Code Block 2: Sentence classification using the [CLS] vector

from transformers import BertTokenizer, BertModel
import torch

tokenizer = BertTokenizer.from_pretrained("bert-base-uncased")
model = BertModel.from_pretrained("bert-base-uncased")  # base model, no task head
model.eval()

# Two sentences to compare
sentence_a = "The movie was absolutely fantastic — I loved every scene."
sentence_b = "The food at the canteen was cold and tasteless."

# Tokenise both sentences
inputs = tokenizer(
    [sentence_a, sentence_b],
    padding=True,        # pad shorter sentence to match longer
    return_tensors="pt"
)

with torch.no_grad():
    # outputs.last_hidden_state shape: (batch_size, seq_len, hidden_size)
    # outputs.pooler_output is the [CLS] vector, shape: (batch_size, hidden_size)
    outputs = model(**inputs)

# Extract the [CLS] vector for each sentence
cls_vectors = outputs.pooler_output  # shape: (2, 768)

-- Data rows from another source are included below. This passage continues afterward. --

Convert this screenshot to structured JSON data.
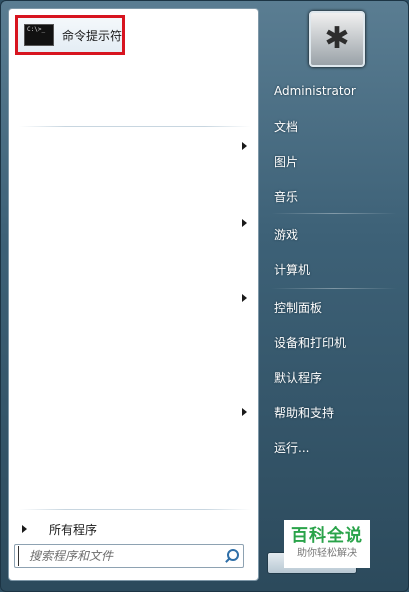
{
  "pinned": {
    "label": "命令提示符",
    "icon": "cmd-icon",
    "icon_text": "C:\\>_"
  },
  "all_programs": {
    "label": "所有程序"
  },
  "search": {
    "placeholder": "搜索程序和文件"
  },
  "user": {
    "name": "Administrator",
    "avatar_icon": "avatar-icon"
  },
  "right_items": [
    "文档",
    "图片",
    "音乐",
    "游戏",
    "计算机",
    "控制面板",
    "设备和打印机",
    "默认程序",
    "帮助和支持",
    "运行..."
  ],
  "watermark": {
    "title": "百科全说",
    "subtitle": "助你轻松解决"
  },
  "colors": {
    "highlight_border": "#d7141f",
    "watermark_green": "#2aa34a"
  }
}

print(f"CLS vector shape: {cls_vectors.shape}")  # (2, 768)

# Compute cosine similarity between the two CLS vectors
# (measures how similar the model thinks the two sentences are)
a = cls_vectors[0]  # sentence A
b = cls_vectors[1]  # sentence B
similarity = torch.dot(a, b) / (torch.norm(a) * torch.norm(b))
print(f"\nCosine similarity between A and B: {similarity.item():.4f}")
# Sentences about very different topics → low similarity (closer to 0)

# In a real classifier, you would:
# 1. Load a labelled dataset (e.g. sentiment: positive/negative)
# 2. Add a linear layer on top of cls_vectors: nn.Linear(768, num_classes)
# 3. Fine-tune the whole model on that dataset
# 4. At test time, pass a sentence → get cls_vector → linear layer → class prediction
print("\nThe CLS vector is a 768-dim fingerprint of the sentence.")
print("Fine-tune a linear layer on top to classify any sentence property.")

What just happened?

In Code Block 1, BERT ran a full bidirectional forward pass over your sentence, using context from both sides of the [MASK] to predict the most likely word. The word “mat” ranked high because BERT has seen “sat on the mat” countless times during pre-training.

In Code Block 2, you extracted the [CLS] vector — the 768-dimensional summary that BERT builds for the entire sentence. This is what gets plugged into a linear classifier for fine-tuning. The pre-trained CLS vector already carries useful sentence-level semantics — positive sentiment sentences cluster together in the 768-dimensional space, even before any fine-tuning.

The critical point: in a fine-tuning scenario, you would train the linear classifier and simultaneously update all of BERT’s parameters on your labelled dataset. The pre-trained parameters give the model a massive head start — you typically need only a few hundred to a few thousand labelled examples, not millions.